Throwing more light on the delayed implementation of the budget, Chukwu said: "The reason is the procurement process; the budget was signed in April and it is after the budget has been signed and MDAs have been advised on what has been appropriated, that they will begin the procurement process."
He said his ministry had attained 39 per cent budget implementation so far, blaming the National Assembly's reduction of the ministry's budget proposal on disease prevention, surveillance and control from N582 million to only N78 million for the ministry's inability to effectively respond to emergencies.
He listed such emergency situations to include Boko Haram attacks, road accidents like where fuel-laden tankers had fallen, and similar disasters where the ministry is ordinarily expected to intervene to check the spread of epidemics and other health challenges.
The executive arm of government and the lower legislative chamber have been at daggers drawn for almost two weeks now over the implementation of the 2012 budget.
The imbroglio started when the budget execution was considered at a plenary of the House of Representatives on July 19, and a motion was passed blaming the president for its poor execution.
During the heated debate, the Minority Leader of the House, Hon.

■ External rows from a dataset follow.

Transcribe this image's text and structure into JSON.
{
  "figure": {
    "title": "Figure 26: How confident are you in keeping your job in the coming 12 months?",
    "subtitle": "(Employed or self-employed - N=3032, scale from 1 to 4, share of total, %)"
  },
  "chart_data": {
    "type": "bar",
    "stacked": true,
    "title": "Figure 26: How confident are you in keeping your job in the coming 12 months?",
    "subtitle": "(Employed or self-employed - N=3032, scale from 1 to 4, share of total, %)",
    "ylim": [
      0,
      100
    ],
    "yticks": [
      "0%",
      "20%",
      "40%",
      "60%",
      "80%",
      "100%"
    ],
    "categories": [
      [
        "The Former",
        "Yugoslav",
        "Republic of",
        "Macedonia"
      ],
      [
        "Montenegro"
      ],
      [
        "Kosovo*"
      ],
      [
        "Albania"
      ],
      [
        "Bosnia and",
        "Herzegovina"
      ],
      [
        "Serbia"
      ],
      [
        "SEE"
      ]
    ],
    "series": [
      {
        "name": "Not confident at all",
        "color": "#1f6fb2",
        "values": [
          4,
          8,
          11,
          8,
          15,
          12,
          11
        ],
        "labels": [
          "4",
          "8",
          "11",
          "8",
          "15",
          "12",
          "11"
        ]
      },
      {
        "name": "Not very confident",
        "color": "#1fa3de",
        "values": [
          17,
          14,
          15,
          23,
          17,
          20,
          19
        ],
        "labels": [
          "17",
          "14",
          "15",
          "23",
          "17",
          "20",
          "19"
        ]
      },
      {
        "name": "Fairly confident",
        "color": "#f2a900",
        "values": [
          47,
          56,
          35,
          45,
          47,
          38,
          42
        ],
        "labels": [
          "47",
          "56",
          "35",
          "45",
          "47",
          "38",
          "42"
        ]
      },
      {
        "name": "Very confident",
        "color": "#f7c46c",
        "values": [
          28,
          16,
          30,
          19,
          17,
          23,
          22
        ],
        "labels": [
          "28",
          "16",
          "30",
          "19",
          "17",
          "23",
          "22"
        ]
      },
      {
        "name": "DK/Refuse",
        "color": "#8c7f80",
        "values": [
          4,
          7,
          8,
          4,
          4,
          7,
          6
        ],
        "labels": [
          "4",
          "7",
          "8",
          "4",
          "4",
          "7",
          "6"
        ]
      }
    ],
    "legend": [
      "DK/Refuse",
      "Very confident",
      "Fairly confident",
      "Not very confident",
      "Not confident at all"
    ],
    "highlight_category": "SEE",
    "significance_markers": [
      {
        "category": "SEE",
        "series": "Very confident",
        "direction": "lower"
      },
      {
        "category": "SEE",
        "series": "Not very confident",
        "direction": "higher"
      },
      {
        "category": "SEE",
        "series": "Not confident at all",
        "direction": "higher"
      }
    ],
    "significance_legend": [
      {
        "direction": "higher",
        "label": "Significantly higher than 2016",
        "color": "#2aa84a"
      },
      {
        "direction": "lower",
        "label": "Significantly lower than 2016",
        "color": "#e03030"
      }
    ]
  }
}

Femi Gbajabiamila, also stated that the House would kick start the process to impeach the president if he failed to attain 100 per cent execution of the budget by September 16 when the legislators returned from their recess.
However, in response to the debate and threat by the House, Okonjo-Iweala had said last week that 100 per cent implementation was not possible and blamed the inclusion of constituency projects into the budget, which had to go through due process before the contracts are awarded, for the hitches in its implementation.